Normally, humans hardly distinguish more than 64 different colors.

8 Quantization error

The quantization error can be modeled as a random signal \(\mathbf {e}\) that is added to the original one \(\mathbf {s}\), and the energy of this error signal \(\langle \mathbf {e},\mathbf {e}\rangle \) depends on the QSS and the values of \(\mathbf {s}\).

9 RD optimized quantizer design

So far, we have designed the image compressor in two steps: (1) quantize the pixels ... trying to minimize the distortion, and (2) entropy encode (compress) the quantization indexes. However, if we assume that the entropy encoding performance is proportional to some rate-prediction metric, such as the entropy, it is possible to design the quantizer minizing the two RD variables (rate and distortion) at the same time [6].

However, there is not (yet) any known reason to think that this approach will be generate better RD curves that the one in which only the distortion is both parameters (R and D) are minimized independently. Besides, the joint optimization of R and D makes the quantizer dependent of the entropy codec, that reduces the flexility of the encoding system.

10 References

[1] V. González-Ruiz. Scalar Quantization.

[2] V. González-Ruiz. Signal Quantization.

[3] John A Hartigan and Manchek A Wong. Algorithm AS 136: A k-means clustering algorithm. Journal of the royal statistical society. series c (applied statistics), 28(1):100–108, 1979.

[4] Nuggehally S. Jayant. Digital coding of speech waveforms: PCM, DPCM, and DM quantizers. Proceedings of the IEEE, 62(5):611–632, 1974.

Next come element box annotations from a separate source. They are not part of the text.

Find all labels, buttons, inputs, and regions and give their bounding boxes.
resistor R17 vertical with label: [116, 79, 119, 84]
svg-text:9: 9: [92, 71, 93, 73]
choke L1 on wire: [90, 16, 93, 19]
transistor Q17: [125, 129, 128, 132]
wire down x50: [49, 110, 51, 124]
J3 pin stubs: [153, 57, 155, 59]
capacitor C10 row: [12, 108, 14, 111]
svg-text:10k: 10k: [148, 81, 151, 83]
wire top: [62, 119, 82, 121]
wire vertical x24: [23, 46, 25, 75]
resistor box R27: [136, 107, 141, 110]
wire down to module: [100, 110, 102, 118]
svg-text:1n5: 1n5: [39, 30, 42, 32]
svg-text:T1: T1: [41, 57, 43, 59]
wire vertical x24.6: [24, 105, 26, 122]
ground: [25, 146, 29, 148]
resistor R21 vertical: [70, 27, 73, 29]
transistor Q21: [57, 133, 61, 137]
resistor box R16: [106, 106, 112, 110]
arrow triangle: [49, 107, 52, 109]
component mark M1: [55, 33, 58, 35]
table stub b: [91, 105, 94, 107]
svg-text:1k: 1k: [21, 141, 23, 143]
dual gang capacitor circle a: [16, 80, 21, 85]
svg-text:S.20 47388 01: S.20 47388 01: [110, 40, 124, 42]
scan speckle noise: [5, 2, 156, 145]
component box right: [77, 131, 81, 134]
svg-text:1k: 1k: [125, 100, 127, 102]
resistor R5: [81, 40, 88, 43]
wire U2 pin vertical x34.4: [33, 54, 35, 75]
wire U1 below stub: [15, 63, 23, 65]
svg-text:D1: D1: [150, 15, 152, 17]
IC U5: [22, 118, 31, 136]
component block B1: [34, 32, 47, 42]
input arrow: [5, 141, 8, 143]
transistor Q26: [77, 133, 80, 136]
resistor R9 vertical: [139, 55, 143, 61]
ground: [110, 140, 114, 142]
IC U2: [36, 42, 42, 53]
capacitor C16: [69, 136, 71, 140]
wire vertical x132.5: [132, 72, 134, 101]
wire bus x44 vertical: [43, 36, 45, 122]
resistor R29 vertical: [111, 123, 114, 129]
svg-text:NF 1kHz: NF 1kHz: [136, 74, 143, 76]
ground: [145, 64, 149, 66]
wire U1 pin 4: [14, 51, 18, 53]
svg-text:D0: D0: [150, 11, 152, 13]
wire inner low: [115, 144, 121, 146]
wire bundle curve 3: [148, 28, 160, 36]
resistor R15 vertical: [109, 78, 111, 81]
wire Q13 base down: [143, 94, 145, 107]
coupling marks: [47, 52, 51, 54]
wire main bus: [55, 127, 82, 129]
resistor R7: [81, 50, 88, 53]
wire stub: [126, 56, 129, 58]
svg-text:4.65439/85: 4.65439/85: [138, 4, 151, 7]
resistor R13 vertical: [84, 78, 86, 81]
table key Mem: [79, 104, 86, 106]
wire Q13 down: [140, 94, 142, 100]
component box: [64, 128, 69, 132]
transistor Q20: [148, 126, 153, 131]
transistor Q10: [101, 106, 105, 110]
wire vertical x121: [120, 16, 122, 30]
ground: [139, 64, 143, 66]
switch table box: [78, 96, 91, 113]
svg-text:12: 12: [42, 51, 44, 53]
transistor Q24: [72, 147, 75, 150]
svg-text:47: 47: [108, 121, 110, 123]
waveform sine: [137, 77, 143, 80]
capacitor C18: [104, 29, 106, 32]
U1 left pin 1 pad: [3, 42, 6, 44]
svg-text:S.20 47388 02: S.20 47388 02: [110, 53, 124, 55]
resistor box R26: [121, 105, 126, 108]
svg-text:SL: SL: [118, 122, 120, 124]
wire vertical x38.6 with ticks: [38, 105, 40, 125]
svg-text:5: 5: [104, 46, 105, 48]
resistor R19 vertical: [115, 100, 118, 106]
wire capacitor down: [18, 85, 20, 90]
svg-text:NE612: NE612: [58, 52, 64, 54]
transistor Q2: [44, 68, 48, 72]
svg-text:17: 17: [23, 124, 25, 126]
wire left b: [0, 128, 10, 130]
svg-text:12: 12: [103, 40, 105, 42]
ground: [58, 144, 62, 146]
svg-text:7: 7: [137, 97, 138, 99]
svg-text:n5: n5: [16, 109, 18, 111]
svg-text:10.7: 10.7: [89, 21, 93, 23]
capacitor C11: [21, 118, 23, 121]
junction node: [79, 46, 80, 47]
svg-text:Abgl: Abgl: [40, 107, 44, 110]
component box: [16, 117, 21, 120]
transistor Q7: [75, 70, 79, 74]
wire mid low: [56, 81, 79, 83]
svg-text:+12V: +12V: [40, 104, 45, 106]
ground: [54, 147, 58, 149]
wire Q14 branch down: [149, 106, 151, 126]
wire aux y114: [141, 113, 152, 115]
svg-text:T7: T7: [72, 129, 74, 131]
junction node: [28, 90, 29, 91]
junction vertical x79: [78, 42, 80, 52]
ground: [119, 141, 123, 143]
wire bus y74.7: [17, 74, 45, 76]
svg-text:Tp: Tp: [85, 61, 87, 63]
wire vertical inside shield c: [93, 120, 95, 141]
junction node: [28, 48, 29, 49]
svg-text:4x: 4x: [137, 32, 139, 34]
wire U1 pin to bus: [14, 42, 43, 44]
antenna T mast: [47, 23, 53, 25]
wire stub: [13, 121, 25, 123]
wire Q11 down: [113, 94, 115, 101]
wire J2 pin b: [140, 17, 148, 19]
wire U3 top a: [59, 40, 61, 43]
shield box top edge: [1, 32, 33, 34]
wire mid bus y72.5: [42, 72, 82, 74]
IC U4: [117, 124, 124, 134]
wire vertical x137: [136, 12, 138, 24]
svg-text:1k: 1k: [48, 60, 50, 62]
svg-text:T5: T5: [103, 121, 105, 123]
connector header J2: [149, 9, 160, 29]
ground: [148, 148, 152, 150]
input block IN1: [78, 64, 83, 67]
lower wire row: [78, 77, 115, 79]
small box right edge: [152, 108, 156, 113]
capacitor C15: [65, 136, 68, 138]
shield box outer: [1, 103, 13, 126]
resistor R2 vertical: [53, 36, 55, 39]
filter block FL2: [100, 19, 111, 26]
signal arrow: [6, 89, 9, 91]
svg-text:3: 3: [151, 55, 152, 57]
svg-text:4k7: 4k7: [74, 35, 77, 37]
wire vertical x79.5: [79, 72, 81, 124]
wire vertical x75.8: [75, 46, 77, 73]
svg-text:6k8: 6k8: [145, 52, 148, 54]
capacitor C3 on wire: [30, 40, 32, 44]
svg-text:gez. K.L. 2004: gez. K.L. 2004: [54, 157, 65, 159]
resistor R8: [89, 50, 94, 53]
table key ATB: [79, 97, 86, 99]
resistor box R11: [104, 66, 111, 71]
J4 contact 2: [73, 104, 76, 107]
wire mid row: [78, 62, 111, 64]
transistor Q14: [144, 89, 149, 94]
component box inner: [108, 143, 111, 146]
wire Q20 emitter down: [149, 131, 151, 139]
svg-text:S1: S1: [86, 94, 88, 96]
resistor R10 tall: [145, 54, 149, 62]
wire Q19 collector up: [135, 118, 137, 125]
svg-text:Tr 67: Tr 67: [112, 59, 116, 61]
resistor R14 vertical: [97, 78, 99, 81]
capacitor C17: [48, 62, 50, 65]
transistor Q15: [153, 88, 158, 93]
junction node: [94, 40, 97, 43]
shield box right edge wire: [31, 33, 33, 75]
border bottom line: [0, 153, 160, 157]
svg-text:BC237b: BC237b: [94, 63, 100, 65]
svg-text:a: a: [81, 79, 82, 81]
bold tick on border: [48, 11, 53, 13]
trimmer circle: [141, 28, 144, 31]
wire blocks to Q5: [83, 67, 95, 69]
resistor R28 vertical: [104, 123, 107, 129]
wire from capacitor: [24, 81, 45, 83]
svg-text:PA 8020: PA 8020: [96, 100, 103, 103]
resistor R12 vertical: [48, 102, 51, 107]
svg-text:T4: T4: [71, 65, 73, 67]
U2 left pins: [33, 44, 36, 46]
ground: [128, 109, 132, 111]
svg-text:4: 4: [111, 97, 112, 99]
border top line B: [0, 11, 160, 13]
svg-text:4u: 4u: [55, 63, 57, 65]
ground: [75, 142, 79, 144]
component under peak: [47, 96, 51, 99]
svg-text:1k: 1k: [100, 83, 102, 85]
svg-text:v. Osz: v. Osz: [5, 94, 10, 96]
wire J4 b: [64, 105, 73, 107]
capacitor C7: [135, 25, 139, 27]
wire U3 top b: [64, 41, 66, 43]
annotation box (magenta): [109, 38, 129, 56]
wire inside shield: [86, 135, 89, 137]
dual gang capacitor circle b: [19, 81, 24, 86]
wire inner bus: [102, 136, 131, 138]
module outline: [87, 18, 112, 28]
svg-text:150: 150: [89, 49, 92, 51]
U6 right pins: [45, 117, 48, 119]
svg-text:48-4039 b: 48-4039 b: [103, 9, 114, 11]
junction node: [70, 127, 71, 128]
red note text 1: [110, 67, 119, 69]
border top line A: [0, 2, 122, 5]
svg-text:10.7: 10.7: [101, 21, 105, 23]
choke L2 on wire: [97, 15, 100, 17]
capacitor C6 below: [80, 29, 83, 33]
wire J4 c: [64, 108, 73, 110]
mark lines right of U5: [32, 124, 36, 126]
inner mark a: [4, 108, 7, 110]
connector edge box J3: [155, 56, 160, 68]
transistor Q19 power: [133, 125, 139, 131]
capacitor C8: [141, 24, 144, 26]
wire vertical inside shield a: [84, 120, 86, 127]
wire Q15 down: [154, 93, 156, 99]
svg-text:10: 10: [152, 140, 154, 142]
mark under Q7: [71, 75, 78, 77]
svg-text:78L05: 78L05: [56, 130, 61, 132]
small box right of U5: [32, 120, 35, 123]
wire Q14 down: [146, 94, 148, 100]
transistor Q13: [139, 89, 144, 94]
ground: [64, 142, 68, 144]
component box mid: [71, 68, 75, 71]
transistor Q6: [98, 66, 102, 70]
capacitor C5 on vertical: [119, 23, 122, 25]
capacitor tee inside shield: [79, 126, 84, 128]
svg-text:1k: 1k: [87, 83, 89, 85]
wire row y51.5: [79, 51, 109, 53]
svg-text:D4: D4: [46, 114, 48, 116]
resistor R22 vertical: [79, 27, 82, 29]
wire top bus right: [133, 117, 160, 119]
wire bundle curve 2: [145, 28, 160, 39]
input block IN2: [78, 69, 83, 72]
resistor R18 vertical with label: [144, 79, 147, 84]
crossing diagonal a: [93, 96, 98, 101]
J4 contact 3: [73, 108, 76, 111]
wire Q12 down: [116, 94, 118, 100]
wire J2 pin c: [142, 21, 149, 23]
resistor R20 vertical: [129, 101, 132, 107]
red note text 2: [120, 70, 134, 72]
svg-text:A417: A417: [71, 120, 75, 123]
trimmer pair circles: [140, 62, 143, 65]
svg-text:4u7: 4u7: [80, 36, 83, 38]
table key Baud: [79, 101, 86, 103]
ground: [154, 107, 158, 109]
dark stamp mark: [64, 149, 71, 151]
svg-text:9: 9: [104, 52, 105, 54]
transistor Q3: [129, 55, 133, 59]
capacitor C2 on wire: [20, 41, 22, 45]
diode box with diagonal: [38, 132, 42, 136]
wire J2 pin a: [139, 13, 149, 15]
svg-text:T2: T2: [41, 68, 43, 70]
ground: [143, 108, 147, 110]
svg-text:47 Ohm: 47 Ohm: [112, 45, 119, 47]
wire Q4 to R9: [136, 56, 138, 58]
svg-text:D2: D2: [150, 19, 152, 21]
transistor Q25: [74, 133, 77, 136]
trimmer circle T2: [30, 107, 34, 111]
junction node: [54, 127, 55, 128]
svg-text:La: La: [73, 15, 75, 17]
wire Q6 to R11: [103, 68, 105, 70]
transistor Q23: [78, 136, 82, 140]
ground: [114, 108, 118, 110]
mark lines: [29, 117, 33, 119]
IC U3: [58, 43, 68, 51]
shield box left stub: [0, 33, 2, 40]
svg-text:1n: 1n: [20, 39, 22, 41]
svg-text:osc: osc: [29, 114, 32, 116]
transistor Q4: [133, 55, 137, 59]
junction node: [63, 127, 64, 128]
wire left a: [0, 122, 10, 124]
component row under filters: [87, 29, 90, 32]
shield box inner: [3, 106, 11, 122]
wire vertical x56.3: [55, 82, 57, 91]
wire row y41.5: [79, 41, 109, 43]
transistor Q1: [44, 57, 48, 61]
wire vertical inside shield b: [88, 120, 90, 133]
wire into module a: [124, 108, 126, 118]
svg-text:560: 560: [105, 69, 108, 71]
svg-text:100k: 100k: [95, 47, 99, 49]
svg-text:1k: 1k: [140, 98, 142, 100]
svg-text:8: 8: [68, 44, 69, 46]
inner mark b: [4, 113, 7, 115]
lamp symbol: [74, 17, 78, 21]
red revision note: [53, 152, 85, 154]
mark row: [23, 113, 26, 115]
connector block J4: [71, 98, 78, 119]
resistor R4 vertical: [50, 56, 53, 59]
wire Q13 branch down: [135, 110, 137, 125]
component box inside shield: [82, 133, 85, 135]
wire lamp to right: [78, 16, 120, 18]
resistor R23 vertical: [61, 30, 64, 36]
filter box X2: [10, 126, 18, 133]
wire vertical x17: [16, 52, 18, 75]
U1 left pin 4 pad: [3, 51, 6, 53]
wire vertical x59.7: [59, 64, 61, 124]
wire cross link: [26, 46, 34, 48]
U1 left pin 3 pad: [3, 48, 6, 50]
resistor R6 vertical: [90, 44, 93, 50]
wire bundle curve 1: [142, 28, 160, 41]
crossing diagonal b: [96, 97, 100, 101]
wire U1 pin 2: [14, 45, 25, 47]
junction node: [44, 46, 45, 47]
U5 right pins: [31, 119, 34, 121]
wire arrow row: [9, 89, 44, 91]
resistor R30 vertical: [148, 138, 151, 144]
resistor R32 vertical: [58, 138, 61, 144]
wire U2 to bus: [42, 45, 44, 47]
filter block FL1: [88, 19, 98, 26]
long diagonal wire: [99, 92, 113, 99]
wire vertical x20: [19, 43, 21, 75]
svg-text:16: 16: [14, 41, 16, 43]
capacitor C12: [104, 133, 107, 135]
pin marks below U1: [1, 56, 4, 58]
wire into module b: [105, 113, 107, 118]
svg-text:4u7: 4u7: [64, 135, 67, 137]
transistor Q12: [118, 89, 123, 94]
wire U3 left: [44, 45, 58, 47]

[5] Stuart Lloyd. Least squares quantization in PCM. IEEE transactions on information theory, 28(2):129–137, 1982.

[6] K. Sayood. Introduction to Data Compression (Slides). Morgan Kaufmann, 2017.

[7] M. Vetterli, J. Kovačević, and V.K. Goyal. Foundations of Signal Processing. Cambridge University Press, 2014.

¹Notice that, by definition, dead-zone quantizers should not be considered uniform, and that all dead-zone quantizers, by definition, are mid-tread.

²Such as it happens with audio CD data.

³At least, from a pure-distortion point of view.

⁴Such as it happens with audio CD data.

⁵At least, from a pure-distortion point of view.